SAN JOSE — After the success of a nearly year-long campaign to remove campus police from the San Jose Unified School District, a coalition of parents, students, teachers and attorneys are trying to sustain momentum for reforms, calling for investments in mental-health and counseling services to replace law enforcement as a means for dealing with troubled students.
The San Jose Unified Equity Coalition and its supporters gathered at San Jose City Hall to maintain momentum behind their reform agenda with thousands of students expected to return to in-person instruction in the South Bay’s largest school district.
“This is a moment for the children,” said Crystal Calhoun, a lead organizer for the coalition who has four grandchildren in the district. “It was a long time coming … It literally took 10 months of blood, sweat and tears. What was once tears of hopelessness, are now tears of joy.”

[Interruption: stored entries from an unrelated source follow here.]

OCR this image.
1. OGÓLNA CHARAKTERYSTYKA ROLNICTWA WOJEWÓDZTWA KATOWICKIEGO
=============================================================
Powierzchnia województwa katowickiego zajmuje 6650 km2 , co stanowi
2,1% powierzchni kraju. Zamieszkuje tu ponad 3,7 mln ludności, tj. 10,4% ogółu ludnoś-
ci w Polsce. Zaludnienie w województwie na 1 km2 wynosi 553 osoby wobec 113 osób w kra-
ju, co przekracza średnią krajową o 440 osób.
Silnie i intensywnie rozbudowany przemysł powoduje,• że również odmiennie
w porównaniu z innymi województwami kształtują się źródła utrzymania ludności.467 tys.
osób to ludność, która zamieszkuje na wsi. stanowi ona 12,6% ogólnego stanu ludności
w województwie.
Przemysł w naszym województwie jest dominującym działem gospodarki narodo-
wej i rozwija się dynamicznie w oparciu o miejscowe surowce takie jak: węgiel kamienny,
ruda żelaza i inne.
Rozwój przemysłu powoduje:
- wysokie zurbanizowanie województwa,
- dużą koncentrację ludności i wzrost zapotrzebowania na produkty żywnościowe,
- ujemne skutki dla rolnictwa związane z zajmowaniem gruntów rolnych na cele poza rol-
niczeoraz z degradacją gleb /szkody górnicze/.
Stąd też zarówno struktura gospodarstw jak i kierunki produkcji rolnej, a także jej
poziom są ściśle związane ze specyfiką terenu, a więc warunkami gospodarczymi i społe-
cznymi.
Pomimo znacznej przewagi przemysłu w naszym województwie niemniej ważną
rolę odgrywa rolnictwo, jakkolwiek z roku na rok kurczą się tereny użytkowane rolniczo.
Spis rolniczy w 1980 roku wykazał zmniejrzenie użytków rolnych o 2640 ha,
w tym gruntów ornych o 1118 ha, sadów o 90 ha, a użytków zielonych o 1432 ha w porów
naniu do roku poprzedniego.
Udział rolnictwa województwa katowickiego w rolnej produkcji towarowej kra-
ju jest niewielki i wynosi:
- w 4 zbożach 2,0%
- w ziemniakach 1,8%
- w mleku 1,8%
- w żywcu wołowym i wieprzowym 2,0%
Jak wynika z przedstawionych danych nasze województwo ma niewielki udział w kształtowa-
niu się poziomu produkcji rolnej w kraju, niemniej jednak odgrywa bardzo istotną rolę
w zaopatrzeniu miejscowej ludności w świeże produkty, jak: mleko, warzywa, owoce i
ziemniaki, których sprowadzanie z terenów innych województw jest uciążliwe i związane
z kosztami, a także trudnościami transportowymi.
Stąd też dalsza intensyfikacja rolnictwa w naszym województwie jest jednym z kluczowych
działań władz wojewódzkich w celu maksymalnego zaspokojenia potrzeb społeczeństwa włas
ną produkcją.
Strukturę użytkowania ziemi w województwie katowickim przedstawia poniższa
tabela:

The district’s school board voted 3-2 last week not to renew its $1 million-plus contract with the San Jose Police Department, over the objections of the district superintendent and staff, who had recommended maintaining the partnership. The coalition came together last summer as part of the police-reform movements that sprang up across the country in the wake of George Floyd’s murder by police in Minneapolis.
Tension over the routine presence of city police at the district’s campuses simmered as the teachers union and criminal-justice reform groups increasingly questioned the benefit of the longstanding arrangement. In recent years, even the police department was directing its officers to stay out of non-criminal issues like truancy and misbehavior.
To critics, the presence of police officers at schools was more intimidating than helpful, and sent the wrong message to students.
“When you start getting to the heart of the matter, you understand that it’s not that students are being bad, as (much as) they are responding to trauma that’s coming from a lack of access to resources,” said LaToya Fernandez, a former teacher and school administrator who founded YouthHype, an advocacy group aimed at empowering young people in marginalized communities.
Students will still face consequences for misbehavior, Fernandez said, but a less punitive approach — including more counseling and behavioral services — will help educators better understand the underlying causes of misbehavior, which can encompass hunger, family abuse and homelessness.
Eduardo Valladares, a San Jose High School teacher and alum who has put his children through district schools, co-authored the resolution and said last week’s vote was a significant milestone to keep Black and Brown students from having their first entry into the criminal-legal system happen on campus.
“Students’ futures are at stake,” he said, “and the school-to-prison pipeline is too real for these kids.”
In a letter Friday announcing the vote on campus police, district Superintendent Nancy Albarrán warned of the potential consequences the decision could have on school safety, and cited the benefits of having officers on campus, including fireworks suppression and supporting assault victims. As a result of the change, she wrote, the district “will likely need to reduce or eliminate large-scale events for public safety purposes as law enforcement support will no longer be available.”
That assessment seems to overlook the fact that police department has historically provided contracted uniformed officers for event security in the city, assuming the availability of officers willing to work those extra-duty jobs. And proponents of the new change point to the lack of strong data, nationally or locally, showing that the presence of on-campus officers prevent or mitigate active-shooter situations.
Such an event, the coalition members said, would be responded to by SWAT officers and other specialized teams that are on-call to respond to active shooters, including the SJPD’s Guardian program.
In the past year, the Alum Rock Union and East Side Union High School districts also opted against renewing their contracts with city police. The added reforms promoted by the equity coalition are entailed in the Derrick Sanderlin Resolution, named after the former San Jose police anti-bias trainer who was injured during the George Floyd demonstrations last year by a police officer who shot him with a rubber bullet as he tried to calm escalating tensions.